Both One Aldwych and Myhotel would say they are not boutique or townhouse hotels on the basis that their hotels have more facilities, but the fact that they are privately owned and are representative of the vision of their owners, as well as their promise of a high degree of personal service to guests, does mean they have much in common with this sector.
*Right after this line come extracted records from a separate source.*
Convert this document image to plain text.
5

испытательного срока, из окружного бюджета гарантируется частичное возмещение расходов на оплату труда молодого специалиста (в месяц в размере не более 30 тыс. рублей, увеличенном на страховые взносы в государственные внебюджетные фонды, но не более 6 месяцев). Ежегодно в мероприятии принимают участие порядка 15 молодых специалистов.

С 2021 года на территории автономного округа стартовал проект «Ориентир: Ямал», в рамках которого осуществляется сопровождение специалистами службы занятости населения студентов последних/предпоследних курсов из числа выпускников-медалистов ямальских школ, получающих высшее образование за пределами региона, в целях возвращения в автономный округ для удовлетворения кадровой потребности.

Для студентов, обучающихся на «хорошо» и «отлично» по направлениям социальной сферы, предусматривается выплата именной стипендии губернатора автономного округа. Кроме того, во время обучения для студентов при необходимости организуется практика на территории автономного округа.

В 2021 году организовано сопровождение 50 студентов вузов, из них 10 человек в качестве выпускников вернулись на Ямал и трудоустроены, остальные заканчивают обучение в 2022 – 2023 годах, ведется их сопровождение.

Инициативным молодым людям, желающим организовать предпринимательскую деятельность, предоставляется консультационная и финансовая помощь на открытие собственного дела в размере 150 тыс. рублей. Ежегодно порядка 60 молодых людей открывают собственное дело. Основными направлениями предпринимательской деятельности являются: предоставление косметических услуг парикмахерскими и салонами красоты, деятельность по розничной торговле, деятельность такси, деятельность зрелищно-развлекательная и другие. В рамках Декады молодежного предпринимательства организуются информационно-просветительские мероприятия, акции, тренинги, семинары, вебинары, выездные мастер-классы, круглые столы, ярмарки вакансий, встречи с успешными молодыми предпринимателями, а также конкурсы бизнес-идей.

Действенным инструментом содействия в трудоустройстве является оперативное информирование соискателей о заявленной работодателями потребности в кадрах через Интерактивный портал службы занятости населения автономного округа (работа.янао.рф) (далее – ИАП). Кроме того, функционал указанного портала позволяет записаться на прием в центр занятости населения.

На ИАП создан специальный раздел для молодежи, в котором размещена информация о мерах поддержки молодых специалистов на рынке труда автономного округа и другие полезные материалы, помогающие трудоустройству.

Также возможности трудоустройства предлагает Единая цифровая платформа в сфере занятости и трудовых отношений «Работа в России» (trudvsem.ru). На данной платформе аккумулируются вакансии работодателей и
At Myhotel, for example, Goodman envisages that guests will be able to go to one person to be checked in, change money and order theatre tickets, rather than have to call on different people for different tasks.

Avoiding intimidation

Campbell Gray promises unpretentious service at One Aldwych. While he is loath to pass any negative comments on London rivals, he is scathing about the "snobbism of older hotels". He says: "They make people feel intimidated. Staff have a superior air to guests and, for some people, it's all a bit threatening. There is no place for that here."

Given such new competition as One Aldwych and Myhotel, David Naylor Leyland, owner of three traditional-style townhouse hotels in London - Dukes, the Egerton and the Franklin - believes there is plenty of room for all styles of hotel in the city. "We are all appealing to people towards the top of the spending tree, so to speak, and the more good hotels there are, the more choice they will have," he says.

"Some people like contemporary hotels, some don't. There is a strong, vibrant market for both, and to say that either is dying or a passing trend is to miss the point."

In the meantime, there may be another threat on the horizon. Trendy New York hotelier Ian Schrager, in partnership with the Burford Group, is slowly working towards a spring 1999 opening for his first two London hotels, the St Martin's Lane and the Sanderson in Soho. Caterer contacted Schrager's New York office, which refused to comment on the development. But with so much discussion on the time it has taken Schrager to hit these shores, it's clear that his arrival is not going to go unnoticed.